El Pueblo miraba a Elminster Aumar, y lo veía, pero no comprendía lo que veía. Él era la primera ráfaga del nuevo viento enviado por Mystra. Y Cormanthor era como un viejo y poderoso muro, que se opone a tales vientos de cambio un siglo tras otro, hasta que incluso sus constructores olvidan que fue construido, y que fue alguna vez otra cosa que una barrera inquebrantable. Pero llegará el día en que ese muro se vendrá abajo, y los vientos invisibles lo cambiarán. Siempre es así.
Aquel día llegó para el orgulloso reino cuando el Ungido nombró al humano Elminster Aumar caballero de Cormanthor; pero el muro no sabía que lo habían hecho añicos, y esperó a que sus desmoronadas piedras se estrellaran contra el suelo antes de dignarse advertirlo.

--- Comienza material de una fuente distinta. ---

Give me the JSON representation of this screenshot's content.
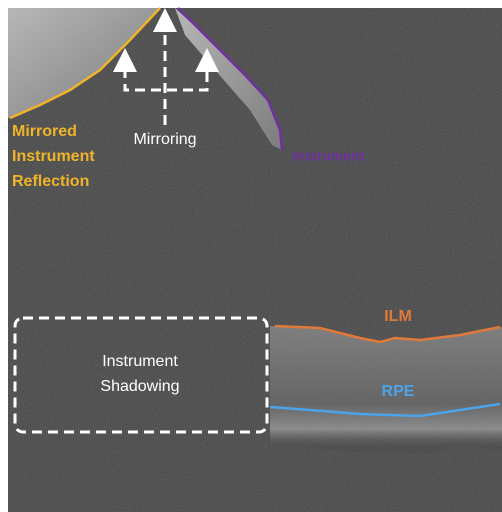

Esa caída, cuando se produjera, sería producto de la instalación del Mythal. Sin embargo, las piedras del muro, por ser piedras elfas, permanecieron en el aire durante un período de tiempo sorprendentemente largo...
Shalheira Talandren, gran bardo elfo de la Estrella Estival
Espadas de plata y noches estivales:
una historia extraoficial pero verídica de Cormanthor
Año del Arpa
Millares de estrellas giraban en lo alto, y globos oculares brillaban abajo. Elminster arrugó la frente mientras luchaba por recuperar la conciencia. ¿Globos oculares? Rodó sobre sí mismo —o creyó que lo hacía— para poder ver mejor. La noche a su alrededor se fue aclarando poco a poco.
Sí, sin la menor duda: globos oculares. Multitud de ojos parpadeantes y relucientes, que aparecían y desaparecían otra vez en una incesante nube centelleante mientras los aburridos y hastiados elfos de Cormanthor se enteraban de la última emoción y se apresuraban a ir a observar desde una distancia segura.
Unos pocos, por la forma en que flotaron hacia lo alto para contemplarlo con ojos parpadeantes, desde luego habían advertido la inmóvil ondulación flotante situada entre las estrellas que era Elminster; una desigual nube de bruma en forma humana, casi diluida por llevar tanto tiempo flotando, sin sentido, sobre el hendido tocón en que se había convertido la torre de Mythanthar.